値段が高いにもかかわらず、彼女が迷わず購入を決めたことに、コハクはそれほど意外と思わなかった。

ワノ国が誇る花。
“桜”の絵柄をコハクも見たことがあったのだ。

(エースがくれたカップだ…。)

いつか、彼がモモに買ってきた土産品。

モモはとても気に入っていて、割ってしまった時、ずいぶん気落ちしていたから。

そのすぐ後だ。
エースの死を知ったのは。


『お前の父親が、俺のせいで死んだとしたら、どうする?』


それはローがコハクに投げかけた質問。

コハクは隣でまっすぐ前を見つめながら歩く母親を見た。

(父さん…か。)

一瞬迷って、それから意を決して口を開く。

「母さん。
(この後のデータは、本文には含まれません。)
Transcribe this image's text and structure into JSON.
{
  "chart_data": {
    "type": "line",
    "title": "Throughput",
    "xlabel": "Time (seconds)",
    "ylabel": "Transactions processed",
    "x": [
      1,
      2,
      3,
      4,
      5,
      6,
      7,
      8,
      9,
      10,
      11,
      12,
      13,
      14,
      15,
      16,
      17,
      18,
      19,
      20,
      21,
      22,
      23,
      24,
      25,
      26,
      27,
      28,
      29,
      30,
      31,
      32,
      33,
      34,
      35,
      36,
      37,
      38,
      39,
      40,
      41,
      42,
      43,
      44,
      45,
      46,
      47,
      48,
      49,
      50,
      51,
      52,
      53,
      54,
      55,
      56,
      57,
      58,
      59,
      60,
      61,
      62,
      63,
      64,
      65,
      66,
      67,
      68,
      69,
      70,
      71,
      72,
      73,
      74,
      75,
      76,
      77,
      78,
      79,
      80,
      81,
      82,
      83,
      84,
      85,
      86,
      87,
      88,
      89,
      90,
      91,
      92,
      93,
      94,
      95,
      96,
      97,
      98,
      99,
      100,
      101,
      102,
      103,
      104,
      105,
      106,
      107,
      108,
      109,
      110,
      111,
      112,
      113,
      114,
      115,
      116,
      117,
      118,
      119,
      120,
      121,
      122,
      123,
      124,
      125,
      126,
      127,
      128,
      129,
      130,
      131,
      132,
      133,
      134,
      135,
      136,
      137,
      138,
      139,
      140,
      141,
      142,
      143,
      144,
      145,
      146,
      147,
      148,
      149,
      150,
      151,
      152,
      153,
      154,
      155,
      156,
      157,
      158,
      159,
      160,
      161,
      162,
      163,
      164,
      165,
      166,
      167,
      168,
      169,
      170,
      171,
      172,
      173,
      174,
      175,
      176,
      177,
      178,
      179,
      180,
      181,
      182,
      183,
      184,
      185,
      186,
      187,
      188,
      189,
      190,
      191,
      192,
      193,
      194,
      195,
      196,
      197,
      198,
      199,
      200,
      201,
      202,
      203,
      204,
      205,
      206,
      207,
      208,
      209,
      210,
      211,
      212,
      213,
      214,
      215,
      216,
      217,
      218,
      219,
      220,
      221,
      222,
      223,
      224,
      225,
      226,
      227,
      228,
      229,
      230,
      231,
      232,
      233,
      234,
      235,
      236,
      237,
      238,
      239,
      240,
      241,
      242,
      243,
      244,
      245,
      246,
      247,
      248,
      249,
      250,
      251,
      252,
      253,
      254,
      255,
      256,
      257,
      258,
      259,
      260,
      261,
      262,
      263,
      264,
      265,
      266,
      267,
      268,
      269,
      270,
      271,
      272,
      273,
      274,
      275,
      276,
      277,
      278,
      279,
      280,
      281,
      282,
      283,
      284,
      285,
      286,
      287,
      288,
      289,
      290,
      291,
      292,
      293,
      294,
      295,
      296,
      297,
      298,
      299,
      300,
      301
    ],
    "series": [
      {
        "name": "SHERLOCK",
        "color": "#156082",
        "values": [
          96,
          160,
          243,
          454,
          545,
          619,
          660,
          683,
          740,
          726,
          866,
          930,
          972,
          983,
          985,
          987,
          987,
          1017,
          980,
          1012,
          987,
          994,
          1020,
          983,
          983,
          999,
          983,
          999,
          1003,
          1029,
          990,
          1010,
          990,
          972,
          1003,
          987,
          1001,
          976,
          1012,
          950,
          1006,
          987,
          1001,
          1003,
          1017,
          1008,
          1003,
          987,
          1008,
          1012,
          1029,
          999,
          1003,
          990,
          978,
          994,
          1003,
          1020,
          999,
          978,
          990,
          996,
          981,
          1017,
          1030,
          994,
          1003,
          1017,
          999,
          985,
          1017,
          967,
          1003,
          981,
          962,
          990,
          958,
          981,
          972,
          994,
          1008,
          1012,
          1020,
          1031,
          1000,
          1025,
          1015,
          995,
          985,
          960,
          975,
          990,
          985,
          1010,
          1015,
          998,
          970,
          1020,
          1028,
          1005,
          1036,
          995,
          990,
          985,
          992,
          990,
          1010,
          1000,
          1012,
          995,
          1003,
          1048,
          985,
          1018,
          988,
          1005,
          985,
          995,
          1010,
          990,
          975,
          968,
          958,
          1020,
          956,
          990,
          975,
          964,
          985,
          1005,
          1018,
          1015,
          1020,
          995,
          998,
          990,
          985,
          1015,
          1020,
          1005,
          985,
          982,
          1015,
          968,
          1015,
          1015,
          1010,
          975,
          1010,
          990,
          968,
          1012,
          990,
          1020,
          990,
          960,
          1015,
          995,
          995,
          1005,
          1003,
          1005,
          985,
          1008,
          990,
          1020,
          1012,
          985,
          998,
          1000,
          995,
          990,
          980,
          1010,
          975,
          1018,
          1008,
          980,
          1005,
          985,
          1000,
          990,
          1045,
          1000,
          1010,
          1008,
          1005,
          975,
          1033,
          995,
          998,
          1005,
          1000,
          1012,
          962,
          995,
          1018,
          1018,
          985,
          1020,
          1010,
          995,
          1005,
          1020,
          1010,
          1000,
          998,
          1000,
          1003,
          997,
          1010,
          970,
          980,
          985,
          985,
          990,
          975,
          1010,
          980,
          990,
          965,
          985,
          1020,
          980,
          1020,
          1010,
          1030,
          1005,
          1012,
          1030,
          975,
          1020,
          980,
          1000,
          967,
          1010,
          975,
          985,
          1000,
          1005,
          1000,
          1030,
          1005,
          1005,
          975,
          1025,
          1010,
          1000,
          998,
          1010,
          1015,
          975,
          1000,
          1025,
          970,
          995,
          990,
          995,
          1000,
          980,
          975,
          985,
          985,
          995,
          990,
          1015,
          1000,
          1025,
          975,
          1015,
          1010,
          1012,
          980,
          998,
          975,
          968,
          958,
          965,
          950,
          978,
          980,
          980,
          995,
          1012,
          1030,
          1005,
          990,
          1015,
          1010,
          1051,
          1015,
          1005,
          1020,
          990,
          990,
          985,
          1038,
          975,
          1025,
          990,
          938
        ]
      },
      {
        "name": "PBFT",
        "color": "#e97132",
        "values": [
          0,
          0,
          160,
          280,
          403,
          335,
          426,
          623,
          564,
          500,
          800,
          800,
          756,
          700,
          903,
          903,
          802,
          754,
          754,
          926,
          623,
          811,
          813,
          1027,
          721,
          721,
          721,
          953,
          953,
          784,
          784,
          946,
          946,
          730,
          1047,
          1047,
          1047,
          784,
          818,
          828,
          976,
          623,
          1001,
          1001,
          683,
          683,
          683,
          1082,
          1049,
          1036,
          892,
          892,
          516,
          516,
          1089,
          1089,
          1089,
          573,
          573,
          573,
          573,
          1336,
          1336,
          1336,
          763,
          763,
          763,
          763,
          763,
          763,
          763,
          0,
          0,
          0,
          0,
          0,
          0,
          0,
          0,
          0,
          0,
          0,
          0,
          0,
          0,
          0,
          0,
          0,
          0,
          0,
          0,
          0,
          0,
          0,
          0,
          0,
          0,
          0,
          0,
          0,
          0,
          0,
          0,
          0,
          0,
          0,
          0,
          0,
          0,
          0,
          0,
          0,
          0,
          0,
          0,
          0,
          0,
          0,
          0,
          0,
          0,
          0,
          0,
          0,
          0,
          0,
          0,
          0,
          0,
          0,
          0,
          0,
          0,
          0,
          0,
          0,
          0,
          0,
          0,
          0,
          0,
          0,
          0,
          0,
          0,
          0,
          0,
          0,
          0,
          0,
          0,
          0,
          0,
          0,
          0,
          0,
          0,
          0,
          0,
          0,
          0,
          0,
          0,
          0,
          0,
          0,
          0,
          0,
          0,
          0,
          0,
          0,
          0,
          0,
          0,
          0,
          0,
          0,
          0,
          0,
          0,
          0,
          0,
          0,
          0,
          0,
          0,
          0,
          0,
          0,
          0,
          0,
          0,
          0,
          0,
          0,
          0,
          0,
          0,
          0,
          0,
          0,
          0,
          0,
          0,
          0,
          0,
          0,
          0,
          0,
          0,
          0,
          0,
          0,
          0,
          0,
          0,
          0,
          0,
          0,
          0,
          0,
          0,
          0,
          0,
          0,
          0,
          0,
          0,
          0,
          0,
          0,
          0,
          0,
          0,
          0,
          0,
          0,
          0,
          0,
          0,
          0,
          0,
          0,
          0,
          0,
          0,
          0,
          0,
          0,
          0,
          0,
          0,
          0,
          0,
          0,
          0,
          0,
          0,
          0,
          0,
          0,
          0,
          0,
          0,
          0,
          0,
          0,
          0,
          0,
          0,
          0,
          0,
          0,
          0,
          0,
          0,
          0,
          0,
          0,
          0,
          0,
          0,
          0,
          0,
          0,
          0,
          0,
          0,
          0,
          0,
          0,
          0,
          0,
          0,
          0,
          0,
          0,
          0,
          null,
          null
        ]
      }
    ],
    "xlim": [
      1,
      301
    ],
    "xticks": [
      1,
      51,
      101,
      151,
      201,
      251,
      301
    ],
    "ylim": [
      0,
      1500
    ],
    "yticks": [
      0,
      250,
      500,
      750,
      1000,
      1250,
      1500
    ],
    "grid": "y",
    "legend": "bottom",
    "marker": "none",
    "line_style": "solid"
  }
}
」

「なぁに?」

「その花って、前にエースが持ってきたカップに描かれていたやつだろ。」

コハクの指摘に、モモは僅かに目を見開く。

「そうよ。覚えていたのね。」

今よりずっと幼かったコハクが、覚えているとは思わなかった。

「うん。…なあ、母さん。」

「なぁに?」


「オレの父さんって、…エースなのか?」


「え…ッ?」

今度は驚いて、思わず足を止めた。

コハクが父親のことに関して、こうも突っ込んで質問をしたことはなかったし、その内容にも驚いた。

「エースがオレの父さんなのか?」

再び問われ、モモは慌てて首を横に振った。

「ち、違うわ…! エースは友達よ!」

とんでもない誤解だが、思えばコハクの傍には大人の男性といえばエースくらいしかいなかった。

勘違いされても仕方がないことに、今さら気づいた。